AI-Powered Respiratory Health Monitoring: A Focus on Asthma Detection
摘要
Respiratory ailments, particularly asthma, present significant healthcare challenges globally, necessitating prompt and precise identification for effective management. Conventional diagnostic techniques typically depend on clinical evaluations and pulmonary function assessments, which might be cumbersome and are often not available in isolated locations. This investigation delves into the use of artificial intelligence (AI) in monitoring respiratory health, with an emphasis on AI-enhanced asthma detection. By utilizing machine learning (ML) and deep learning (DL) methodologies, we scrutinize respiratory patterns, cough acoustics, and environmental influences to boost early diagnosis accuracy. The suggested approach incorporates convolutional neural networks (CNNs) and recurrent neural networks (RNNs) to process audio signals and time-series data gathered from wearable devices. A dataset containing both clinical and real-world respiratory sound recordings was employed to train and fine-tune these models.
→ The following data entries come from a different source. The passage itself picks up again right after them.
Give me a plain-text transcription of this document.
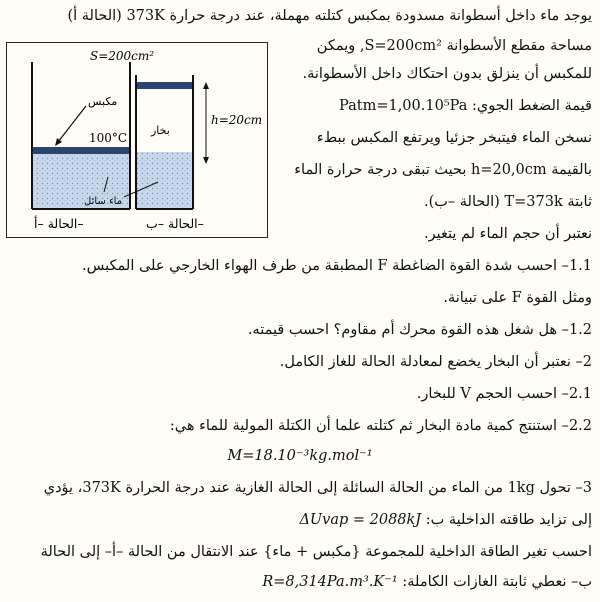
S=200cm²
مكبس
بخار
100°C
ماء سائل
h=20cm
الحالة –أ–	الحالة –ب–
يوجد ماء داخل أسطوانة مسدودة بمكبس كتلته مهملة، عند درجة حرارة 373K (الحالة أ)
مساحة مقطع الأسطوانة S=200cm², ويمكن
للمكبس أن ينزلق بدون احتكاك داخل الأسطوانة.
قيمة الضغط الجوي: Patm=1,00.10⁵Pa
نسخن الماء فيتبخر جزئيا ويرتفع المكبس ببطء
بالقيمة h=20,0cm بحيث تبقى درجة حرارة الماء
ثابتة T=373k (الحالة –ب).
نعتبر أن حجم الماء لم يتغير.
1.1– احسب شدة القوة الضاغطة F المطبقة من طرف الهواء الخارجي على المكبس.
ومثل القوة F على تبيانة.
1.2– هل شغل هذه القوة محرك أم مقاوم؟ احسب قيمته.
2– نعتبر أن البخار يخضع لمعادلة الحالة للغاز الكامل.
2.1– احسب الحجم V للبخار.
2.2– استنتج كمية مادة البخار ثم كتلته علما أن الكتلة المولية للماء هي:
M=18.10⁻³kg.mol⁻¹
3– تحول 1kg من الماء من الحالة السائلة إلى الحالة الغازية عند درجة الحرارة 373K، يؤدي
إلى تزايد طاقته الداخلية ب: ΔUvap = 2088kJ
احسب تغير الطاقة الداخلية للمجموعة {مكبس + ماء} عند الانتقال من الحالة –أ– إلى الحالة
ب– نعطي ثابتة الغازات الكاملة: R=8,314Pa.m³.K⁻¹
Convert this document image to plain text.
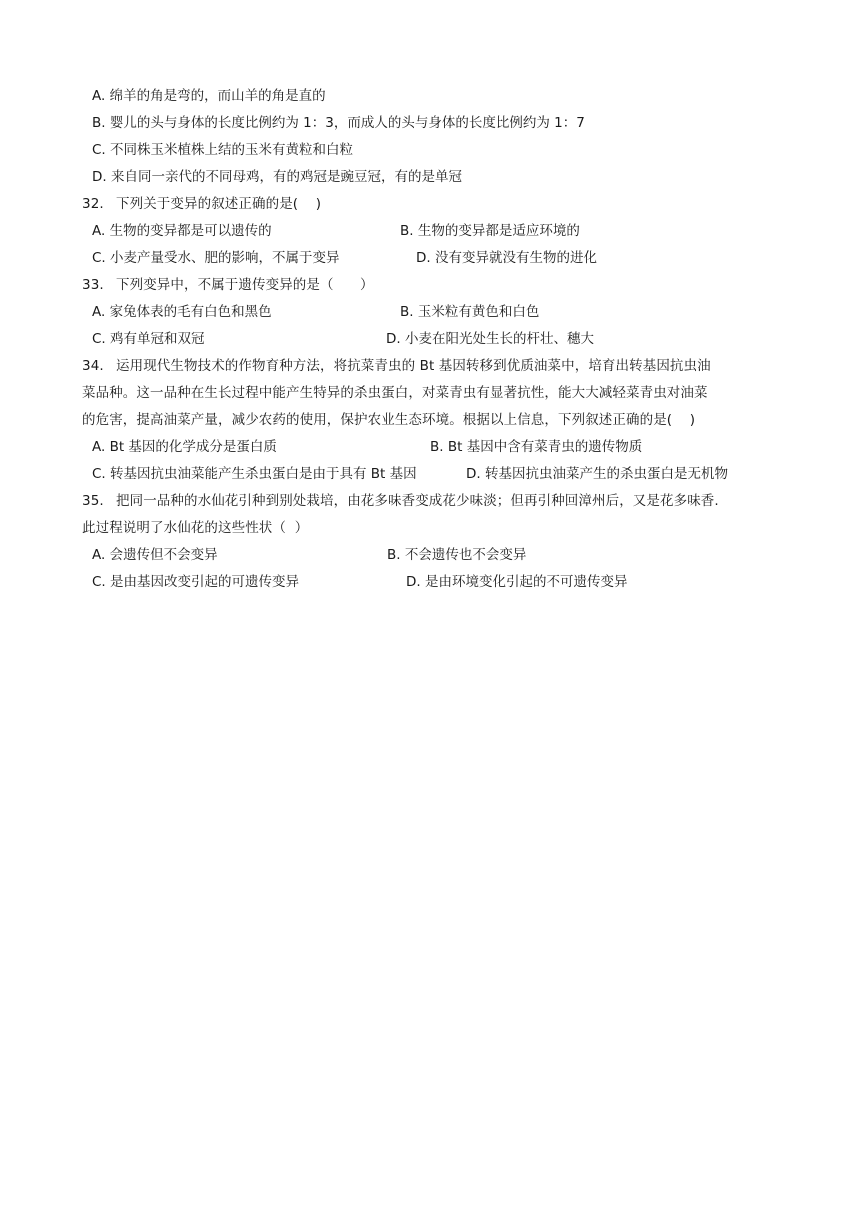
A. 绵羊的角是弯的，而山羊的角是直的
B. 婴儿的头与身体的长度比例约为 1：3，而成人的头与身体的长度比例约为 1：7
C. 不同株玉米植株上结的玉米有黄粒和白粒
D. 来自同一亲代的不同母鸡，有的鸡冠是豌豆冠，有的是单冠
32. 下列关于变异的叙述正确的是(    )
A. 生物的变异都是可以遗传的	B. 生物的变异都是适应环境的
C. 小麦产量受水、肥的影响，不属于变异	D. 没有变异就没有生物的进化
33. 下列变异中，不属于遗传变异的是（      ）
A. 家兔体表的毛有白色和黑色	B. 玉米粒有黄色和白色
C. 鸡有单冠和双冠	D. 小麦在阳光处生长的杆壮、穗大
34. 运用现代生物技术的作物育种方法，将抗菜青虫的 Bt 基因转移到优质油菜中，培育出转基因抗虫油
菜品种。这一品种在生长过程中能产生特异的杀虫蛋白，对菜青虫有显著抗性，能大大减轻菜青虫对油菜
的危害，提高油菜产量，减少农药的使用，保护农业生态环境。根据以上信息，下列叙述正确的是(    )
A. Bt 基因的化学成分是蛋白质	B. Bt 基因中含有菜青虫的遗传物质
C. 转基因抗虫油菜能产生杀虫蛋白是由于具有 Bt 基因	D. 转基因抗虫油菜产生的杀虫蛋白是无机物
35. 把同一品种的水仙花引种到别处栽培，由花多味香变成花少味淡；但再引种回漳州后，又是花多味香.
此过程说明了水仙花的这些性状（  ）
A. 会遗传但不会变异	B. 不会遗传也不会变异
C. 是由基因改变引起的可遗传变异	D. 是由环境变化引起的不可遗传变异
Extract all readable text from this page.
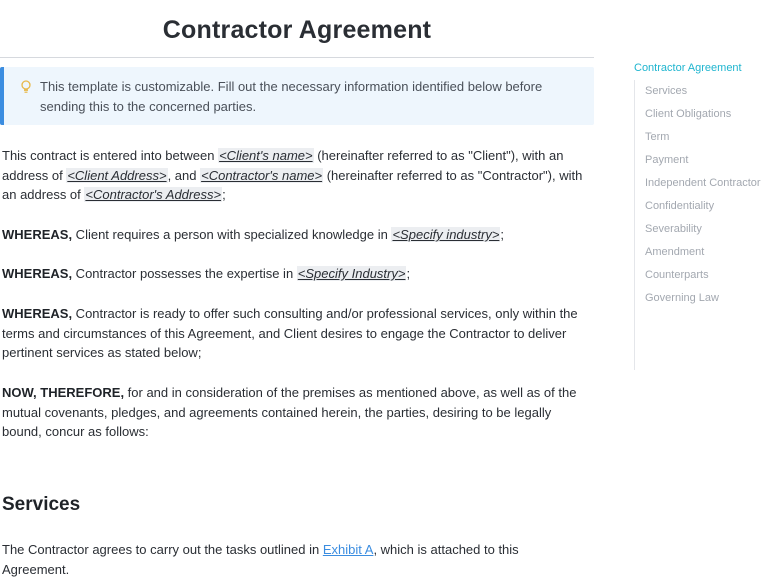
Contractor Agreement
This template is customizable. Fill out the necessary information identified below before sending this to the concerned parties.
This contract is entered into between <Client's name> (hereinafter referred to as "Client"), with an address of <Client Address>, and <Contractor's name> (hereinafter referred to as "Contractor"), with an address of <Contractor's Address>;
WHEREAS, Client requires a person with specialized knowledge in <Specify industry>;
WHEREAS, Contractor possesses the expertise in <Specify Industry>;
WHEREAS, Contractor is ready to offer such consulting and/or professional services, only within the terms and circumstances of this Agreement, and Client desires to engage the Contractor to deliver pertinent services as stated below;
NOW, THEREFORE, for and in consideration of the premises as mentioned above, as well as of the mutual covenants, pledges, and agreements contained herein, the parties, desiring to be legally bound, concur as follows:
Services
The Contractor agrees to carry out the tasks outlined in Exhibit A, which is attached to this Agreement.
Contractor Agreement
Services
Client Obligations
Term
Payment
Independent Contractor
Confidentiality
Severability
Amendment
Counterparts
Governing Law
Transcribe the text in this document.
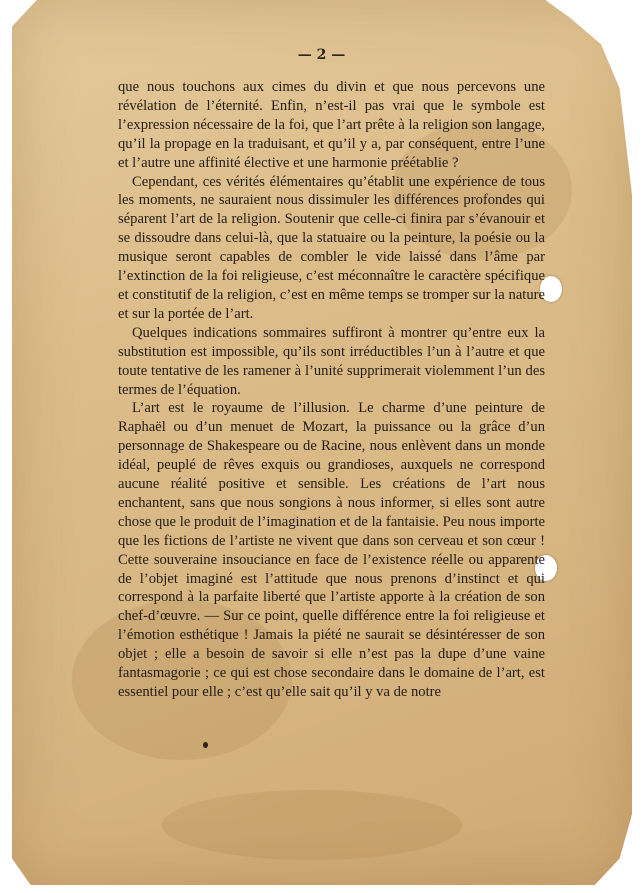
— 2 —

que nous touchons aux cimes du divin et que nous percevons une révélation de l’éternité. Enfin, n’est-il pas vrai que le symbole est l’expression nécessaire de la foi, que l’art prête à la religion son langage, qu’il la propage en la traduisant, et qu’il y a, par conséquent, entre l’une et l’autre une affinité élective et une harmonie préétablie ?

Cependant, ces vérités élémentaires qu’établit une expérience de tous les moments, ne sauraient nous dissimuler les différences profondes qui séparent l’art de la religion. Soutenir que celle-ci finira par s’évanouir et se dissoudre dans celui-là, que la statuaire ou la peinture, la poésie ou la musique seront capables de combler le vide laissé dans l’âme par l’extinction de la foi religieuse, c’est méconnaître le caractère spécifique et constitutif de la religion, c’est en même temps se tromper sur la nature et sur la portée de l’art.

Quelques indications sommaires suffiront à montrer qu’entre eux la substitution est impossible, qu’ils sont irréductibles l’un à l’autre et que toute tentative de les ramener à l’unité supprimerait violemment l’un des termes de l’équation.

L’art est le royaume de l’illusion. Le charme d’une peinture de Raphaël ou d’un menuet de Mozart, la puissance ou la grâce d’un personnage de Shakespeare ou de Racine, nous enlèvent dans un monde idéal, peuplé de rêves exquis ou grandioses, auxquels ne correspond aucune réalité positive et sensible. Les créations de l’art nous enchantent, sans que nous songions à nous informer, si elles sont autre chose que le produit de l’imagination et de la fantaisie. Peu nous importe que les fictions de l’artiste ne vivent que dans son cerveau et son cœur ! Cette souveraine insouciance en face de l’existence réelle ou apparente de l’objet imaginé est l’attitude que nous prenons d’instinct et qui correspond à la parfaite liberté que l’artiste apporte à la création de son chef-d’œuvre. — Sur ce point, quelle différence entre la foi religieuse et l’émotion esthétique ! Jamais la piété ne saurait se désintéresser de son objet ; elle a besoin de savoir si elle n’est pas la dupe d’une vaine fantasmagorie ; ce qui est chose secondaire dans le domaine de l’art, est essentiel pour elle ; c’est qu’elle sait qu’il y va de notre
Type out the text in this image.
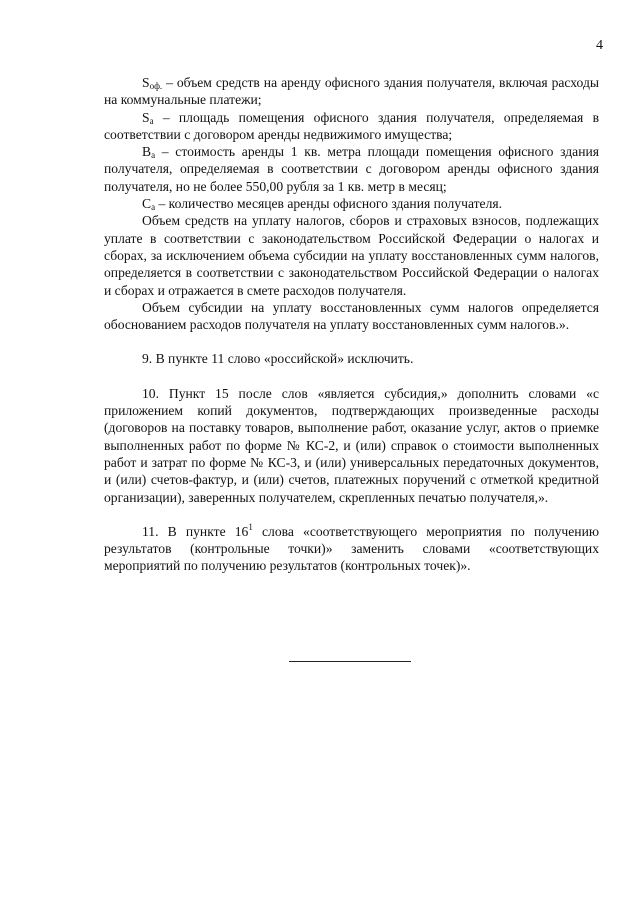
4

$S_{оф.}$ – объем средств на аренду офисного здания получателя, включая расходы на коммунальные платежи;

$S_а$ – площадь помещения офисного здания получателя, определяемая в соответствии с договором аренды недвижимого имущества;

$B_а$ – стоимость аренды 1 кв. метра площади помещения офисного здания получателя, определяемая в соответствии с договором аренды офисного здания получателя, но не более 550,00 рубля за 1 кв. метр в месяц;

$C_а$ – количество месяцев аренды офисного здания получателя.

Объем средств на уплату налогов, сборов и страховых взносов, подлежащих уплате в соответствии с законодательством Российской Федерации о налогах и сборах, за исключением объема субсидии на уплату восстановленных сумм налогов, определяется в соответствии с законодательством Российской Федерации о налогах и сборах и отражается в смете расходов получателя.

Объем субсидии на уплату восстановленных сумм налогов определяется обоснованием расходов получателя на уплату восстановленных сумм налогов.».

9. В пункте 11 слово «российской» исключить.

10. Пункт 15 после слов «является субсидия,» дополнить словами «с приложением копий документов, подтверждающих произведенные расходы (договоров на поставку товаров, выполнение работ, оказание услуг, актов о приемке выполненных работ по форме № КС-2, и (или) справок о стоимости выполненных работ и затрат по форме № КС-3, и (или) универсальных передаточных документов, и (или) счетов-фактур, и (или) счетов, платежных поручений с отметкой кредитной организации), заверенных получателем, скрепленных печатью получателя,».

11. В пункте $16^1$ слова «соответствующего мероприятия по получению результатов (контрольные точки)» заменить словами «соответствующих мероприятий по получению результатов (контрольных точек)».
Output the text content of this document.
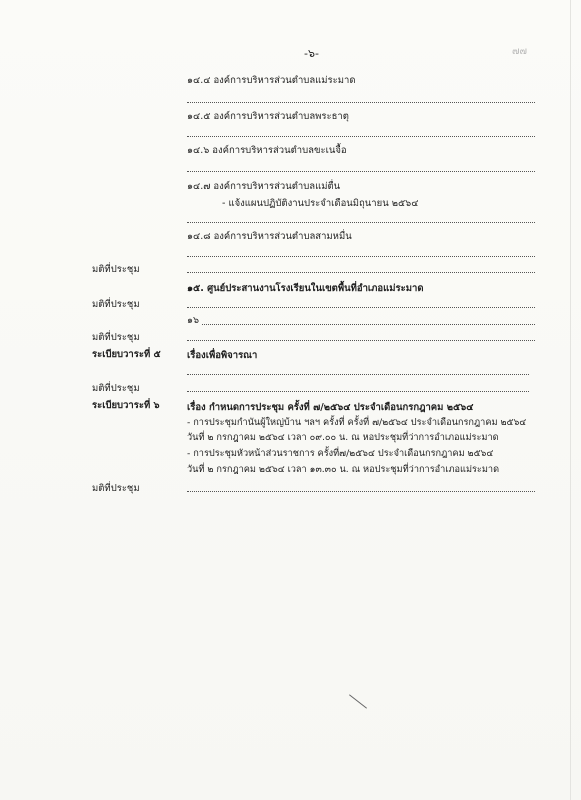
-๖-	๗๗
๑๔.๔ องค์การบริหารส่วนตำบลแม่ระมาด
๑๔.๕ องค์การบริหารส่วนตำบลพระธาตุ
๑๔.๖ องค์การบริหารส่วนตำบลขะเนจื้อ
๑๔.๗ องค์การบริหารส่วนตำบลแม่ตื่น
- แจ้งแผนปฏิบัติงานประจำเดือนมิถุนายน ๒๕๖๔
๑๔.๘ องค์การบริหารส่วนตำบลสามหมื่น
มติที่ประชุม
๑๕. ศูนย์ประสานงานโรงเรียนในเขตพื้นที่อำเภอแม่ระมาด
มติที่ประชุม
๑๖
มติที่ประชุม
ระเบียบวาระที่ ๕	เรื่องเพื่อพิจารณา
มติที่ประชุม
ระเบียบวาระที่ ๖	เรื่อง กำหนดการประชุม ครั้งที่ ๗/๒๕๖๔ ประจำเดือนกรกฎาคม ๒๕๖๔
- การประชุมกำนันผู้ใหญ่บ้าน ฯลฯ ครั้งที่ ครั้งที่ ๗/๒๕๖๔ ประจำเดือนกรกฎาคม ๒๕๖๔
วันที่ ๒ กรกฎาคม ๒๕๖๔ เวลา ๐๙.๐๐ น. ณ หอประชุมที่ว่าการอำเภอแม่ระมาด
- การประชุมหัวหน้าส่วนราชการ ครั้งที่๗/๒๕๖๔ ประจำเดือนกรกฎาคม ๒๕๖๔
วันที่ ๒ กรกฎาคม ๒๕๖๔ เวลา ๑๓.๓๐ น. ณ หอประชุมที่ว่าการอำเภอแม่ระมาด
มติที่ประชุม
We applied feature extraction methods, including spectrogram analysis and statistical pattern recognition, to heighten classification precision. The experimental outcomes confirm that the AI model surpasses traditional diagnostic approaches in detection accuracy. Performance metrics, including sensitivity, specificity, and F1-score, substantiate the system’s capability to pinpoint asthma symptoms accurately. The results of this exploratory work illustrate the significant potential AI-driven systems hold for real-time asthma monitoring, facilitating timely interventions and decreasing the need for hospital visits. Incorporating AI with IoT-based wearable technology further bolsters accessibility and continuous monitoring capabilities. This study underscores the transformative impact of AI in respiratory health care, providing a scalable and economically viable option for asthma detection. Future initiatives aim to broaden the dataset and enhance model adaptability across varied patient demographics.